Investiture de Donald Trump : quel impact pour les pays alliés d'Asie du Sud-Est en conflit avec la Chine ?
Le retour de Donald Trump comme président des États-Unis, lundi 20 janvier, est suivi de près partout à travers le monde. Mais l’enjeu est particulier dans certains pays, notamment ceux qui sont en première ligne face à la puissance militaire croissante de Pékin. C’est le cas des Philippines, ancienne colonie américaine, où se joue un conflit avec la Chine en mer de Chine méridionale. Alors que sous la présidence de Joe Biden, les deux pays ont renforcé leurs liens, Manille craint aujourd'hui que Donald Trump revienne sur la longue tradition de coopération entre les deux pays.
Des bases militaires sur des îlots revendiqués par la Chine
L'alliance militaire entre les deux pays face à Pékin ne date pas d’hier. Leur premier traité de défense mutuelle a été signé il y a presque 75 ans en 1951, en pleine guerre de Corée. Donc ici, l’influence militaire américaine est conséquente : la superpuissance est présente sur une dizaine de bases militaires dans la zone économique exclusive des Philippines. Et ces bases militaires se trouvent à proximité de plusieurs îlots stratégiques qui appartiennent aux Philippines, mais revendiqués par la Chine.
En fait, la Chine considère que ces îlots font partie de son "territoire historique". Et plus la superpuissance chinoise grandit et s’affirme sur ce territoire, plus les États-Unis s’impliquent aux côtés des Philippines. Dimanche 19 janvier encore, les deux pays se livraient à des exercices militaires conjoints au large de Manille.
Avec le retour de Donald Trump, la crainte est qu’il revienne à une politique étrangère isolationniste et transactionnelle. Lors de son premier mandat, il a affirmé un soutien fort aux Philippines. C’est d’ailleurs lui, en 2017, qui a développé une stratégie indo-pacifique américaine. Mais son retour au pouvoir rebat les cartes, parce qu’il est imprévisible. Certains ont peur d’une politique trop agressive envers la Chine.
La crainte d'une escalade
Un spécialiste de la géopolitique en mer de Chine méridional, Chester Cabalza, pointe la nomination de plusieurs responsables de la Défense connus pour être "belliqueux" : "Ce sont des décideurs politiques hostiles à la Chine. Donc, compte tenu de l'évolution actuelle de la situation aux États-Unis, je pense qu'il y aura une nouvelle escalade", craint-il. Le risque pour les Philippins est donc d’être enfermé au milieu d’une guerre régionale entre les deux superpuissances.

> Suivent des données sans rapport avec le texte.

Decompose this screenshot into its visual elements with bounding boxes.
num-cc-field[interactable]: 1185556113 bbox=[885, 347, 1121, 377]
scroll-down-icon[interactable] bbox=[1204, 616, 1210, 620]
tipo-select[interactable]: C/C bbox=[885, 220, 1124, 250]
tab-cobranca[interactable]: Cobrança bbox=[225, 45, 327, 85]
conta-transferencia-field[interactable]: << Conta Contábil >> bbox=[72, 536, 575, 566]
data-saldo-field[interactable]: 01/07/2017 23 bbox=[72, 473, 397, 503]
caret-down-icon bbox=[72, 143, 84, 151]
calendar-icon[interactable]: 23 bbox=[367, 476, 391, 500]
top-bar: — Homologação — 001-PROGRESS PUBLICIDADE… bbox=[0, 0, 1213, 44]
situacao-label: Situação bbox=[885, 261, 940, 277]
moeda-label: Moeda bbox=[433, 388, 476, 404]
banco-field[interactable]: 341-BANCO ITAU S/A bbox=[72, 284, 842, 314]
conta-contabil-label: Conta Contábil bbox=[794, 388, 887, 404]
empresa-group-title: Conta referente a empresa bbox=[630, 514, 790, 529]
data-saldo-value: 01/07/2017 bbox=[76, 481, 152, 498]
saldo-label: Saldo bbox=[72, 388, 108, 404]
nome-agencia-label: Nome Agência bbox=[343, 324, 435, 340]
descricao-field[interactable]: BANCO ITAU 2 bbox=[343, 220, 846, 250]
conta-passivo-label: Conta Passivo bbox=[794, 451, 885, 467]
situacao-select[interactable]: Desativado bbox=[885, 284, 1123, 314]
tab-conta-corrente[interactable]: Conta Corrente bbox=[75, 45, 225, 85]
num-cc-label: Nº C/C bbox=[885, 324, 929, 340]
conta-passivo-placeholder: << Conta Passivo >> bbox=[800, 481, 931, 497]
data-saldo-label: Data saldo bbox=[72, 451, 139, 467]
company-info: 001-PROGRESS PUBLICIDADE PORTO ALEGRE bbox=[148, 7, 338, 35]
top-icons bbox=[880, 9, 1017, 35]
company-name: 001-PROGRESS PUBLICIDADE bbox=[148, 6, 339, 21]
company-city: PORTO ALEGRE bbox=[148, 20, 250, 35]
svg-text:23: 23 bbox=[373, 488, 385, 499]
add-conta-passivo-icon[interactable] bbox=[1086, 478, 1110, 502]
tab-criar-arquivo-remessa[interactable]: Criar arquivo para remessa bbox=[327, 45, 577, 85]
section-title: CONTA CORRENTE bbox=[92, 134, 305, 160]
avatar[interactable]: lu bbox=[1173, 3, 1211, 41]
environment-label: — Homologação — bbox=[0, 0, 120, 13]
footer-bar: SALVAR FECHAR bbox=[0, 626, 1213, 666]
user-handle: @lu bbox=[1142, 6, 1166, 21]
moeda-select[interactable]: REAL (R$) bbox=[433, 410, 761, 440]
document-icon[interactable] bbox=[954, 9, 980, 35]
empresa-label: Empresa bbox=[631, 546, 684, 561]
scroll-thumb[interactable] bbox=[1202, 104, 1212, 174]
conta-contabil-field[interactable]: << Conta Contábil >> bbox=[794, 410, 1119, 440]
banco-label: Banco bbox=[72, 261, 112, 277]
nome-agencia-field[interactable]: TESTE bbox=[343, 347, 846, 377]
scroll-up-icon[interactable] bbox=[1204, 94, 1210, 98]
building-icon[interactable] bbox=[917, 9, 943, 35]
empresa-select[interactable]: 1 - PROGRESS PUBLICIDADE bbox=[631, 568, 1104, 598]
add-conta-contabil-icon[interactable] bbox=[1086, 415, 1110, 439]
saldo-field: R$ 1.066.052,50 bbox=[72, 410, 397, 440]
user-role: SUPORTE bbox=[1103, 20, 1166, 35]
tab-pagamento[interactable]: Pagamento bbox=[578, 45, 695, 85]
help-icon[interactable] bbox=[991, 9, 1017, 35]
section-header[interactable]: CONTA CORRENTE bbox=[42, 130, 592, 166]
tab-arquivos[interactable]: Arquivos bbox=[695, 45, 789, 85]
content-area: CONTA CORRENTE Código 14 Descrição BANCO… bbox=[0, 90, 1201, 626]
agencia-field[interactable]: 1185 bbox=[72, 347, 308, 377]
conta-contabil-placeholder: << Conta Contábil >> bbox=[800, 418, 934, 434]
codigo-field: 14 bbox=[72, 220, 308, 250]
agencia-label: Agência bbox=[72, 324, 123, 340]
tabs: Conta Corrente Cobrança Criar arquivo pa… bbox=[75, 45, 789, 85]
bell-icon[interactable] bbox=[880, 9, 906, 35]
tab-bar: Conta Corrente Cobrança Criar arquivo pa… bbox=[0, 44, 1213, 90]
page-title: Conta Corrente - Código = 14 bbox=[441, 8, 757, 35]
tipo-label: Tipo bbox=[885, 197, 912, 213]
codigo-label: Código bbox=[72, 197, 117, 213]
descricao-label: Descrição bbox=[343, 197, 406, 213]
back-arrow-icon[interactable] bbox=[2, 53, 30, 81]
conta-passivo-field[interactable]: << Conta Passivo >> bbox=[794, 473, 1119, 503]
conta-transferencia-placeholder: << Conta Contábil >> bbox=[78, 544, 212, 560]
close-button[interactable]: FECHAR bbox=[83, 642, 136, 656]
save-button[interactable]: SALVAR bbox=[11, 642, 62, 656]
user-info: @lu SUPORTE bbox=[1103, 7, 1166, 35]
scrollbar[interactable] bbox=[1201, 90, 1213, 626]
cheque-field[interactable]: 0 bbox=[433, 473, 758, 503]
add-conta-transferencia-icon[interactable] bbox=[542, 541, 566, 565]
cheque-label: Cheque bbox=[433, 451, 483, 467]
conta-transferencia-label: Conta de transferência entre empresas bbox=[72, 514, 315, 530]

Les Philippins savent que leur zone économique exclusive est convoitée. Leurs eaux sont pleines de ressources naturelles, de ressources de pêches. Et surtout, la mer de Chine méridionale est une voie de navigation majeure, ou transite une bonne partie du commerce international.
Neri Colmenaras, membre du parti de gauche Bayan Muna, a communiqué publiquement son inquiétude face à une politique américaine trop interventionniste dans l’archipel. "Ils agissent en fonction de leurs propres intérêts plutôt qu’en fonction des intérêts des Philippins, dit-il. La résolution du conflit devrait être menée par les pays qui sont affectés par la présence de la Chine en mer de Chine du Sud : le Vietnam, les Philippines, Brunei, la Malaisie. Nous ne voulons pas nous débarrasser d’un tyran en Chine, pour qu’il soit remplacé par un tyran des États-Unis." Maintenant, il reste à voir comment l’administration du président Marcos va composer avec un Trump 2.0, pour empêcher les Philippines de devenir un pion sur l’échiquier d’une grande puissance.